Functional programming is usually based on structural typing, whereas Object Oriented Programming is usually based on nominative typing.
Structural typing checks if types are equivalent by matching their structure. If two values have a similar structure, they can be considered of the same type.
Nominative typing checks if types are equivalent by matching their “name”. If two values have the name class name, they are considered of the same type.
As an example of structural typing, if a Coordinate is made of two doubles, and if a function translate expects a Coordinate, providing it two doubles will work fine. In the case of nominative typing, this would not type-check: you would need an explicit Coordinate data structure to be instantiated.

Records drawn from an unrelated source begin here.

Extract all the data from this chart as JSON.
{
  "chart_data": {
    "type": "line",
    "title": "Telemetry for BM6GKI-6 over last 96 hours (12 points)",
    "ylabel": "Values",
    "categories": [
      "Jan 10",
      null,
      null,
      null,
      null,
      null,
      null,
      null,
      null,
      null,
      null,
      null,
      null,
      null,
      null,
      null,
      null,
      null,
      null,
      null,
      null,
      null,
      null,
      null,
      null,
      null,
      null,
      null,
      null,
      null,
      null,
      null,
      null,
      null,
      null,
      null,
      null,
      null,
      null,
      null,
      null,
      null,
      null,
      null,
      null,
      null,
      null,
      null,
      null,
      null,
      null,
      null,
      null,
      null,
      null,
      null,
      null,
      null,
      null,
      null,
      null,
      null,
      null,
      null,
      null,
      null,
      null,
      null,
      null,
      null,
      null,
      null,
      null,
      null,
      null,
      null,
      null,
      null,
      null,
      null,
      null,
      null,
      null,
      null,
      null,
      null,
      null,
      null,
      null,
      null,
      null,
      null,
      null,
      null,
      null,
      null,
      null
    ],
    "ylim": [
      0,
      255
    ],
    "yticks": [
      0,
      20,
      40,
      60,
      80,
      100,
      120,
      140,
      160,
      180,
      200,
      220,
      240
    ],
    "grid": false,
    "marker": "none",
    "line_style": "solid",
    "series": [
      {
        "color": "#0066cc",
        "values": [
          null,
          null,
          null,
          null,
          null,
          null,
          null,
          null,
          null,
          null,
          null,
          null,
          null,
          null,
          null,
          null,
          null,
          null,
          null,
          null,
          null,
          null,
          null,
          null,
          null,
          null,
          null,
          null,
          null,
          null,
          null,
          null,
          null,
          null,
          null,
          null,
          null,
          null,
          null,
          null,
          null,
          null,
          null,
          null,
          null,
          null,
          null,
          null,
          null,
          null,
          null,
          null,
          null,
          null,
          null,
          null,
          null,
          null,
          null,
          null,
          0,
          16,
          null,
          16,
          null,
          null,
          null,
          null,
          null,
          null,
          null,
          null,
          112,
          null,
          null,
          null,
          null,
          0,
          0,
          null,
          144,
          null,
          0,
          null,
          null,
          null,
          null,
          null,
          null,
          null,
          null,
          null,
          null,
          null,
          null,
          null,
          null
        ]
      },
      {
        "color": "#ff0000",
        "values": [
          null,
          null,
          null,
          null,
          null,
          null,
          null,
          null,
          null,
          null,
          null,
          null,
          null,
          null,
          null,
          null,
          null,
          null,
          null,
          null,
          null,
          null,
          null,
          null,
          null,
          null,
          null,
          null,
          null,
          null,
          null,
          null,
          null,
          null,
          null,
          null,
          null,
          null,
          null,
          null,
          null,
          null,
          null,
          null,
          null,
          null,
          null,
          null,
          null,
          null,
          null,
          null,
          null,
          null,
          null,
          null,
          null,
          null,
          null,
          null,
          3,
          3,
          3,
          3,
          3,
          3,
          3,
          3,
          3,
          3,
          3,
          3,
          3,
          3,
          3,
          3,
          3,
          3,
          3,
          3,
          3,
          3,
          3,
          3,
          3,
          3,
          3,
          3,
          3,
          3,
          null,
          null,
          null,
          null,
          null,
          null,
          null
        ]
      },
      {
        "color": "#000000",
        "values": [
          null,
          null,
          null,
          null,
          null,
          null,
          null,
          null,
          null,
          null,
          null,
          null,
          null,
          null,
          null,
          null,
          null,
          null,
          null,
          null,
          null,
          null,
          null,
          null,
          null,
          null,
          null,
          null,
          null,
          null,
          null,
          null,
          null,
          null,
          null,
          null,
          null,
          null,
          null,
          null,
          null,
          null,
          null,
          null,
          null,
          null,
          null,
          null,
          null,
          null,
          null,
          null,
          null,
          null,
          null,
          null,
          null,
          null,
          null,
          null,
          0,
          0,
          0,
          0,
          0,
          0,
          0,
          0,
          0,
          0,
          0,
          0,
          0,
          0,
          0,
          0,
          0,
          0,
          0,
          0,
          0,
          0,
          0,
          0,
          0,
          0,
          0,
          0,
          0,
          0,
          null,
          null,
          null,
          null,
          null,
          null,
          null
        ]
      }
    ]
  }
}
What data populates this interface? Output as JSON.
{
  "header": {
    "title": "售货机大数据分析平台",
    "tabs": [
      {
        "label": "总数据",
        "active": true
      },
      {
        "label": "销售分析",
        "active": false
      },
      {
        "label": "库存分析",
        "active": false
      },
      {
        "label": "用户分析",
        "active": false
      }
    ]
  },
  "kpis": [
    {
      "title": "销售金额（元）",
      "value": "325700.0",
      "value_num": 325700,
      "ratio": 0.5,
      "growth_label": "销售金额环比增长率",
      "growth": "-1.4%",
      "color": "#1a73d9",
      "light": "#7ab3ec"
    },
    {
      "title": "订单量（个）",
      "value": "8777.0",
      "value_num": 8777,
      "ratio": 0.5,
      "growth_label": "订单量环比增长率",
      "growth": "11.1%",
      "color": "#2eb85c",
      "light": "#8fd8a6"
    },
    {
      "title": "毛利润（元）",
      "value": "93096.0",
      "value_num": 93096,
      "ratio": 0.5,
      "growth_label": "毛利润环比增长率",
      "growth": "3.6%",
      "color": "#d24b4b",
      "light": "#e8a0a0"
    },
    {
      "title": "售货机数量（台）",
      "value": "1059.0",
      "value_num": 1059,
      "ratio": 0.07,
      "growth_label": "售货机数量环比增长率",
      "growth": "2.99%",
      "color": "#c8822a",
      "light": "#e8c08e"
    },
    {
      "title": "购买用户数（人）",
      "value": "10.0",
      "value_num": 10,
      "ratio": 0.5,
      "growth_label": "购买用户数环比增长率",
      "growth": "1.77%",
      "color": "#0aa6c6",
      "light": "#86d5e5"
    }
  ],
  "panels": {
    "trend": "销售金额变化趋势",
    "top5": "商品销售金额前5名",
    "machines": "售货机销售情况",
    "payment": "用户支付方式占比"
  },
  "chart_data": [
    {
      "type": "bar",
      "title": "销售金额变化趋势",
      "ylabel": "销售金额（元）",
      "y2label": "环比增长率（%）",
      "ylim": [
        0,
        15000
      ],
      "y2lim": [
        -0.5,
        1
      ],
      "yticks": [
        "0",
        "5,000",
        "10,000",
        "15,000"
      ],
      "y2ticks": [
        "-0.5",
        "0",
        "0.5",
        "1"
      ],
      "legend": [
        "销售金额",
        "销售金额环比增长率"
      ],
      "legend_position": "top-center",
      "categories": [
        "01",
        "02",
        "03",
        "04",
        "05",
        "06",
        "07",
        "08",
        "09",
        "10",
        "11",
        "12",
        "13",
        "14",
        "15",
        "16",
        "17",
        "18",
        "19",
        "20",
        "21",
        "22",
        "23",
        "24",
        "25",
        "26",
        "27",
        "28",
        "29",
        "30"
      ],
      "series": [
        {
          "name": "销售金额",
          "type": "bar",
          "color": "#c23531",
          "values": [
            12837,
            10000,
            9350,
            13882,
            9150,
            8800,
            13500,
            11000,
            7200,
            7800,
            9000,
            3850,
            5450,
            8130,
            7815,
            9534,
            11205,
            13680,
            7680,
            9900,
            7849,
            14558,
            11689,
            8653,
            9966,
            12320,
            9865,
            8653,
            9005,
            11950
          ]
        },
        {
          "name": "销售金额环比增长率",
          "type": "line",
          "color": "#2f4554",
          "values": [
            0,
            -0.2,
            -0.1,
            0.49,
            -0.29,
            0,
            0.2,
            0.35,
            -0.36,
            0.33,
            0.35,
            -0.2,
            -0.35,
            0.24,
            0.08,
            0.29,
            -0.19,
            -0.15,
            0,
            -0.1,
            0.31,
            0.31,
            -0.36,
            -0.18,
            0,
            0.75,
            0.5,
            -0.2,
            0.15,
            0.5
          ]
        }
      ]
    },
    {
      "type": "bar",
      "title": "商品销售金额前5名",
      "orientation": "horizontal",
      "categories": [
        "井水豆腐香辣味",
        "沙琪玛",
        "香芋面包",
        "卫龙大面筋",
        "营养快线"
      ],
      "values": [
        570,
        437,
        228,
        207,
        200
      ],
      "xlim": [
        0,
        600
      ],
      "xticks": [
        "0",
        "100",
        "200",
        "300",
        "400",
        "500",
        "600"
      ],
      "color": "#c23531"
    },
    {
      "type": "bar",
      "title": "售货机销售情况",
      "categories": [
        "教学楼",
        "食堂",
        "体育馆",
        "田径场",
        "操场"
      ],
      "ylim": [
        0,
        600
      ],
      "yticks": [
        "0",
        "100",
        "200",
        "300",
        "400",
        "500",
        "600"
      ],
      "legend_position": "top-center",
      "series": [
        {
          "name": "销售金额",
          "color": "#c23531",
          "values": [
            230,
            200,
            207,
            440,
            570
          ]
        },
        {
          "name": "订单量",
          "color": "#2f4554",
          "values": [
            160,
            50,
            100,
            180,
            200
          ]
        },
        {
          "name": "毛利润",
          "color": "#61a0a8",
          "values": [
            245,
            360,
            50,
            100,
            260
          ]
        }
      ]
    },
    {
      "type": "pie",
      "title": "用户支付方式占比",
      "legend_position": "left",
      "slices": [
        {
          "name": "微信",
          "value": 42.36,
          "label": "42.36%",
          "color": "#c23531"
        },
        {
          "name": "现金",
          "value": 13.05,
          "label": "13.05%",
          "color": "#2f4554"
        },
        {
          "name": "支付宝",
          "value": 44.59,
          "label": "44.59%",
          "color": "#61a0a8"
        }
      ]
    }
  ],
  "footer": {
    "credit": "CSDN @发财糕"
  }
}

This is a trade-off. Structural typing is more loose and flexible than nominative typing. It makes it easier to build generic functions that can apply on different data structures. But it comes at a price: nominative type systems are better at ensuring correctness of your program.
In reality, this dichotomy is not as strict as it may sound. Some languages reinforce the structural typing by putting a name on the structure. This ensures the same correctness guaranty as nominative type systems, but provides a greater expressiveness. This kind of type system is called Algebraic typing.
Pattern matching and Polymorphism
Pattern matching in Functional Programming can be seen as the opposite of polymorphism in Object Oriented Programming:
- Interfaces in OOP are closed under the addition of new functions, but not on a addition of new types. The dispatch is based on the name of the type.
- Algebraic data types are closed under addition of new types, but open in terms of addition of new functions. The dispatch is based on the structure.
We can see there a reference to the Expression Problem coined by Philip Wadler. Both use cases exists: for example in Haskell, you can switch to Typeclasses when you need to be open to new types and closed to new functions.
I guess this is why Arnaud talked about not being a zealot and advised against the strict segregation of paradigms.
Practical Advices
The talk ended by a collection of practical advices for all of us that do not program into a “natively functional programming language”.
I think these pieces of advice are especially useful since most of developers do not have access to languages like Haskell or Clojure at their workplace:
- Try to use immutability as much as you can: use const everywhere you possibly can. This will catch a lot of bugs.
- Use algorithms like map, filter and reduce to avoid states in your looping constructs. It makes the code more declarative and less error prone.
- Use Algebraic Data Types. They are available in most languages: JS, Python, std::variant in C++, etc. Use them.
- To handle concurrency, try to rely on concepts like actors to avoid the synchronization nightmares (dead-lock and other performances issues).
- Use concepts like Functional Core, Imperative Shell to make your business logic code as pure as possible.